Furthermore, judicial review of the final agency action may be obtained by New Horizon. In fact, New Horizon has filed a petition seeking judicial review of the final action entered by the FSSA on December 22, 2000. The trial court's order in this case disrupted the administrative process by addressing the same issues raised in the administrative arena.

*572 Because there was no irreparable harm and the trial court's order disrupted the administrative process, the trial court lacked subject matter jurisdiction to address the merits of New Horizon's petition. When there is a lack of subject matter jurisdiction, the court is without jurisdiction to do anything in the case except to enter an order of dismissal. Albright v. Pyle, 637 N.E.2d 1360, 1364 (Ind.Ct.App. 1994) (quoting Gorman v. Northeastern REMC, 594 N.E.2d 843, 845 (Ind.Ct.App. 1992), opinion clarified on denial of reh'g 597 N.E.2d 366, trans. denied). The trial court was without jurisdiction to grant the stay. Therefore, the stay is void and we vacate the trial court's order and dismiss.

Judgment dismissed.

ROBB, J., and BROOK, J., concur.

NOTES

[1] We note that the Office of Medicaid Policy and Planning (OMPP) is the agency that administers Indiana's Medicaid program within the FSSA. Instead of differentiating between the two agencies, we refer simply to the FSSA throughout this opinion.

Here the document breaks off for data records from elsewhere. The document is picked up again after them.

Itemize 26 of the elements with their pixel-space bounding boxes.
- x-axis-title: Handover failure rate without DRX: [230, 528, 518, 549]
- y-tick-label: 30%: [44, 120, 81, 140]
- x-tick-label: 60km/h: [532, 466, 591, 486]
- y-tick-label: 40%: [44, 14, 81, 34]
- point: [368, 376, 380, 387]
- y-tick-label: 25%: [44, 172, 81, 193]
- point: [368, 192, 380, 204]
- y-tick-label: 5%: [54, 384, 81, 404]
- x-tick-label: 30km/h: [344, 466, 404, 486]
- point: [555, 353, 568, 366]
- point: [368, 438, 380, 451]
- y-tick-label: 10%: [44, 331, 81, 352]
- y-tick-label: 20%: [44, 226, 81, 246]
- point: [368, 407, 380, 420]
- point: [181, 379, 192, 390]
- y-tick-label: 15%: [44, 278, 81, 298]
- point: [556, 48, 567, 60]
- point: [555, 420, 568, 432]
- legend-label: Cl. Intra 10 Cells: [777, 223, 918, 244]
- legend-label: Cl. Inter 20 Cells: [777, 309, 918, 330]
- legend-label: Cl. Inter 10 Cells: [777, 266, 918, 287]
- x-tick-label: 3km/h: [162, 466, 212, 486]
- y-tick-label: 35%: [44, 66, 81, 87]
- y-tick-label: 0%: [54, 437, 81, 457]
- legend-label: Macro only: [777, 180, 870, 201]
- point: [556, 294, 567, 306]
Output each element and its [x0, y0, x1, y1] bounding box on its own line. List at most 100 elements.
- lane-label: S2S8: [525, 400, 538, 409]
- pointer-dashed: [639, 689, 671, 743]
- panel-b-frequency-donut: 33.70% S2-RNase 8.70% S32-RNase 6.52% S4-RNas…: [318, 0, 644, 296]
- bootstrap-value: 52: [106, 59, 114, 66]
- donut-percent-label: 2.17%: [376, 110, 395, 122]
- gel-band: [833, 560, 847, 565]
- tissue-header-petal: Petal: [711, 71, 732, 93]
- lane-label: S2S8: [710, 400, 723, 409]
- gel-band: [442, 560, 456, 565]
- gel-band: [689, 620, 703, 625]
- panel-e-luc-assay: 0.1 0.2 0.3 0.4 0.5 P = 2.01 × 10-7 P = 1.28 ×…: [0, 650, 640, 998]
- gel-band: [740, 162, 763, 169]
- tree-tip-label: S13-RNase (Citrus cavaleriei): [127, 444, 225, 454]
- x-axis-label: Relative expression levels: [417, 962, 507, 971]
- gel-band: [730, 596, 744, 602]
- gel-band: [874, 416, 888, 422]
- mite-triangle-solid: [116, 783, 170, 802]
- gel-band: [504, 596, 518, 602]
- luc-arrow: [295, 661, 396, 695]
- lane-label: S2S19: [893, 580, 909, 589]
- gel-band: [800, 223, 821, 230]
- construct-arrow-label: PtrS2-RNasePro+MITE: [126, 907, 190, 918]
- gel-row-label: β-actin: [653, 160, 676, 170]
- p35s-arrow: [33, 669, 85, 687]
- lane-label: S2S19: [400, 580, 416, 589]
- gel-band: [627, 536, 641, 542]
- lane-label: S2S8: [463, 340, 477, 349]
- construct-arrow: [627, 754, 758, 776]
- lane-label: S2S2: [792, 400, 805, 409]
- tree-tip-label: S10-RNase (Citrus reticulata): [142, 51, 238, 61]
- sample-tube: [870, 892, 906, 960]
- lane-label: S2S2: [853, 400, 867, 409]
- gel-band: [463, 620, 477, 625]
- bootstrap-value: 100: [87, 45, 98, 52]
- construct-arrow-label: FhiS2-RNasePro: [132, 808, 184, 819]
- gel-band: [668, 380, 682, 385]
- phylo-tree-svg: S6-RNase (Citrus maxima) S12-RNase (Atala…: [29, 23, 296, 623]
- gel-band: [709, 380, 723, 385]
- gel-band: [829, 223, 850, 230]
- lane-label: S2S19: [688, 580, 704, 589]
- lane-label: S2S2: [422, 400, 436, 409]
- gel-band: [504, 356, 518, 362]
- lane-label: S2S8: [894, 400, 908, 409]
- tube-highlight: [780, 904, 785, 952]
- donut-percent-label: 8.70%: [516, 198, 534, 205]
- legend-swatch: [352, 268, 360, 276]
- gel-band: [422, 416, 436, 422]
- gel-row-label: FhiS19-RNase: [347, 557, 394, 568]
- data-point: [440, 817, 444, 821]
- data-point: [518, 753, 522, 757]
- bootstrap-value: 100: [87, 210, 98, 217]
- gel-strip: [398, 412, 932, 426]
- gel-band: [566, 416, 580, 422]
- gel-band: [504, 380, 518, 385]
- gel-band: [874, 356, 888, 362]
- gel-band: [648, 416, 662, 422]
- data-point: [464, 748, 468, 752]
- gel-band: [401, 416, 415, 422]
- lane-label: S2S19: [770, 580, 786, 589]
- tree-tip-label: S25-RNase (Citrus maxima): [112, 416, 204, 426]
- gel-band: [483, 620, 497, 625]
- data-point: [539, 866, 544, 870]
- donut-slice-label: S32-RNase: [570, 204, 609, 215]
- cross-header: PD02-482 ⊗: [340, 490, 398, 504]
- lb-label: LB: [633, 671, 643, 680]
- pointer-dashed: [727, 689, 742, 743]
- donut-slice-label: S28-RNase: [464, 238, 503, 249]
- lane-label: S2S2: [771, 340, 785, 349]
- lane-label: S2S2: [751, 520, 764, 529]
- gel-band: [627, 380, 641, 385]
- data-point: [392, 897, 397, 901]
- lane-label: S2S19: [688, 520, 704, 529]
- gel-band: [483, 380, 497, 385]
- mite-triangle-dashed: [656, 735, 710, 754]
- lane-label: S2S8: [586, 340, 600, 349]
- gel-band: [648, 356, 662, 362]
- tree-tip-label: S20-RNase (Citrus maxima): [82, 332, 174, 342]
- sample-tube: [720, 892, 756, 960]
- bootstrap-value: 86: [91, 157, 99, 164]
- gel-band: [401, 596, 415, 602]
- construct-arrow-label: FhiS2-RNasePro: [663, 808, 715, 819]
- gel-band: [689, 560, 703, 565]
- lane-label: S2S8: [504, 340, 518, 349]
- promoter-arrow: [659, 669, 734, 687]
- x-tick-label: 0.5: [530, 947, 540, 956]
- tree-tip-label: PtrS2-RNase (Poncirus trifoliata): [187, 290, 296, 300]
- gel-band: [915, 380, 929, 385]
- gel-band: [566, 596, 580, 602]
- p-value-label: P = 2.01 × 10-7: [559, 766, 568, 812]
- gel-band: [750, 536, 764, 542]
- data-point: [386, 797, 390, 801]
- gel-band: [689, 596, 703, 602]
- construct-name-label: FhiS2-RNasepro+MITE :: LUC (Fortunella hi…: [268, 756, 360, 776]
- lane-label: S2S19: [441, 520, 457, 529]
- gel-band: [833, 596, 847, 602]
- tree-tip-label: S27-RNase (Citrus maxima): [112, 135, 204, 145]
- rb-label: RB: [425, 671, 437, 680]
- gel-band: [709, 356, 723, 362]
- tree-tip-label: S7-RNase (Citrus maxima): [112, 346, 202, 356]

[2] We acknowledge that New Horizon was operated and owned by Legacy. However, a receiver currently operates the New Horizon facility. For the sake of clarity, we refer only to New Horizon in this case.

[3] We hereby deny the Appellant's request for oral argument and the Appellee's Motion to Reconsider our July 6, 2001 order.

[4] See Indiana State Dep't of Health v. Legacy Healthcare, Inc., d/b/a New Horizon Dev. Ctr., 752 N.E.2d 185 (Ind.Ct.App.2001).